A 65 ans, la médecine du travail est très malade
04.04.11La médecine du travail n'en finit pas de mourir à petit feu dans une relative indifférence.
Ce dispositif, cogéré par les partenaires sociaux, éprouve de plus en plus de difficultés pour remplir ses missions. Lassés de pousser des "cris d'alarme" sans aucun effet, les dix administrateurs patronaux du service de santé au travail de la région nantaise (SSTRN) ont annoncé, début mars, leur démission en bloc. Leur geste, sans précédent aux dires de plusieurs bons connaisseurs du secteur, révèle un profond malaise.

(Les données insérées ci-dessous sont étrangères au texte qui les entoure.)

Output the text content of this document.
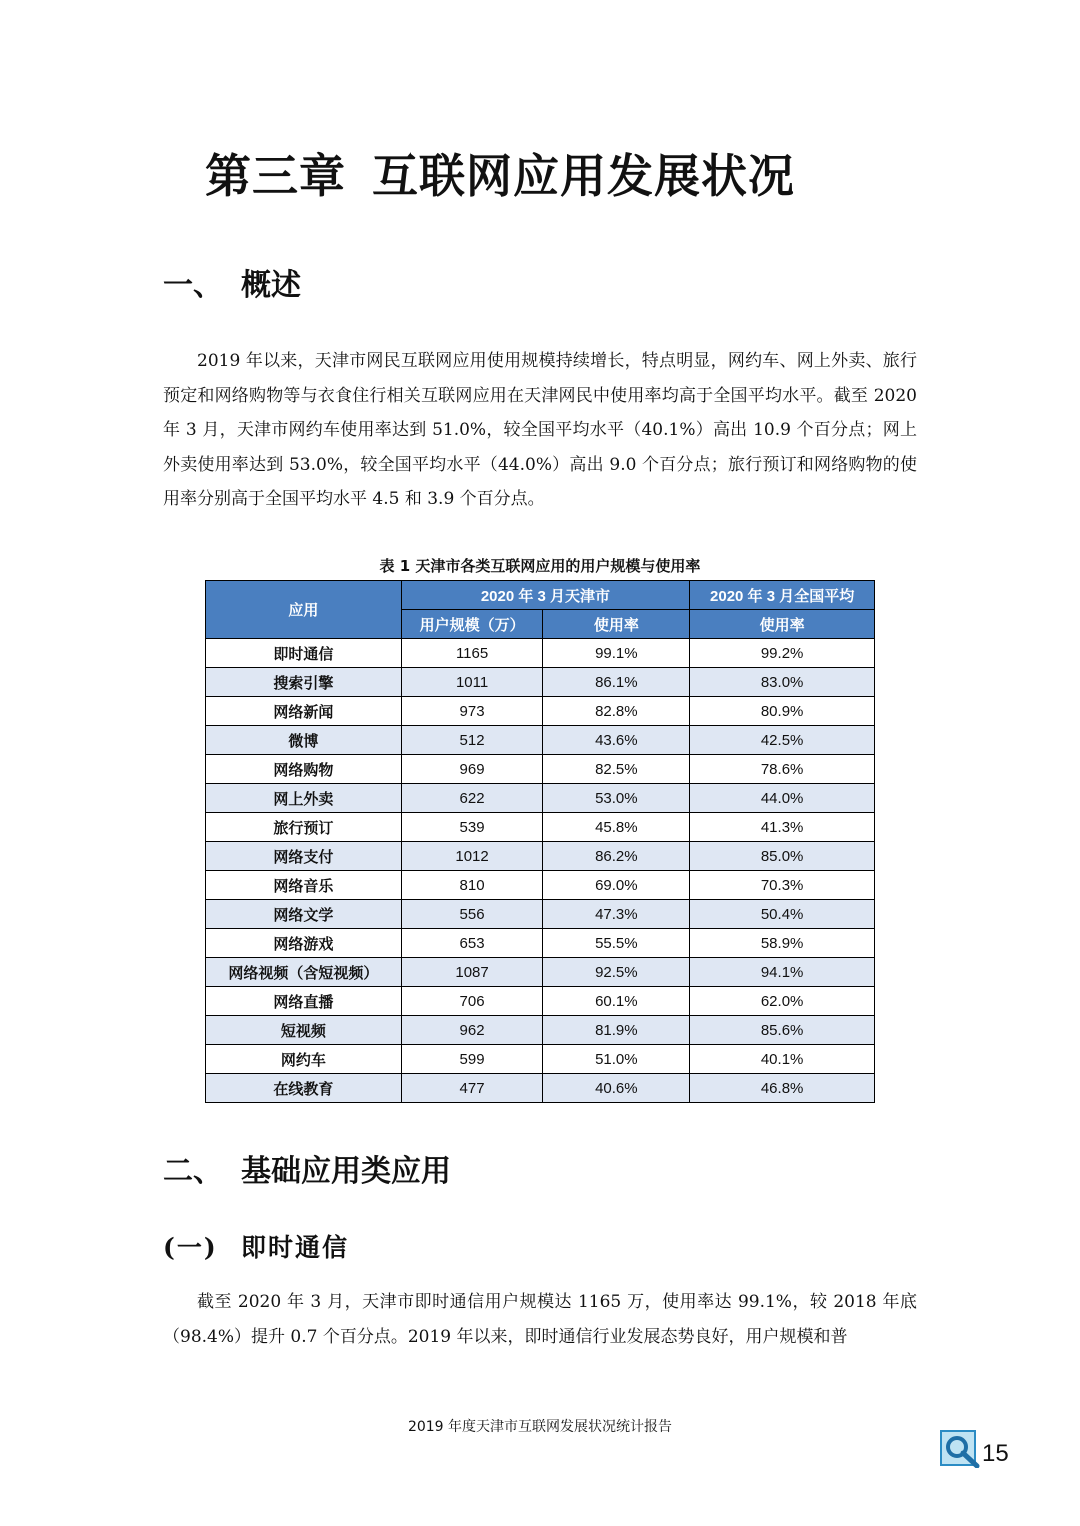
第三章 互联网应用发展状况
一、 概述

2019 年以来，天津市网民互联网应用使用规模持续增长，特点明显，网约车、网上外卖、旅行预定和网络购物等与衣食住行相关互联网应用在天津网民中使用率均高于全国平均水平。截至 2020 年 3 月，天津市网约车使用率达到 51.0%，较全国平均水平（40.1%）高出 10.9 个百分点；网上外卖使用率达到 53.0%，较全国平均水平（44.0%）高出 9.0 个百分点；旅行预订和网络购物的使用率分别高于全国平均水平 4.5 和 3.9 个百分点。

表 1 天津市各类互联网应用的用户规模与使用率

应用	2020 年 3 月天津市		2020 年 3 月全国平均
	用户规模（万）	使用率	使用率
即时通信	1165	99.1%	99.2%
搜索引擎	1011	86.1%	83.0%
网络新闻	973	82.8%	80.9%
微博	512	43.6%	42.5%
网络购物	969	82.5%	78.6%
网上外卖	622	53.0%	44.0%
旅行预订	539	45.8%	41.3%
网络支付	1012	86.2%	85.0%
网络音乐	810	69.0%	70.3%
网络文学	556	47.3%	50.4%
网络游戏	653	55.5%	58.9%
网络视频（含短视频）	1087	92.5%	94.1%
网络直播	706	60.1%	62.0%
短视频	962	81.9%	85.6%
网约车	599	51.0%	40.1%
在线教育	477	40.6%	46.8%
二、 基础应用类应用
(一) 即时通信

截至 2020 年 3 月，天津市即时通信用户规模达 1165 万，使用率达 99.1%，较 2018 年底（98.4%）提升 0.7 个百分点。2019 年以来，即时通信行业发展态势良好，用户规模和普

2019 年度天津市互联网发展状况统计报告

15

Instituée par une loi de 1946, la médecine du travail couvre 15,8 millions de salariés du privé grâce aux services autonomes des employeurs et à des structures "inter-entreprises". Le système emploie près de 7 000 médecins et un peu plus de 12 000 autres personnes (infirmiers, "intervenants en prévention des risques professionnels", etc.). Dans moins de cinq ans, "si rien n'est fait (...), ce dispositif unique au monde pourrait s'éteindre", écrivent Christian Dellacherie, Paul Frimat et Gilles Leclercq, trois spécialistes de la question, dans un rapport présenté en avril 2010.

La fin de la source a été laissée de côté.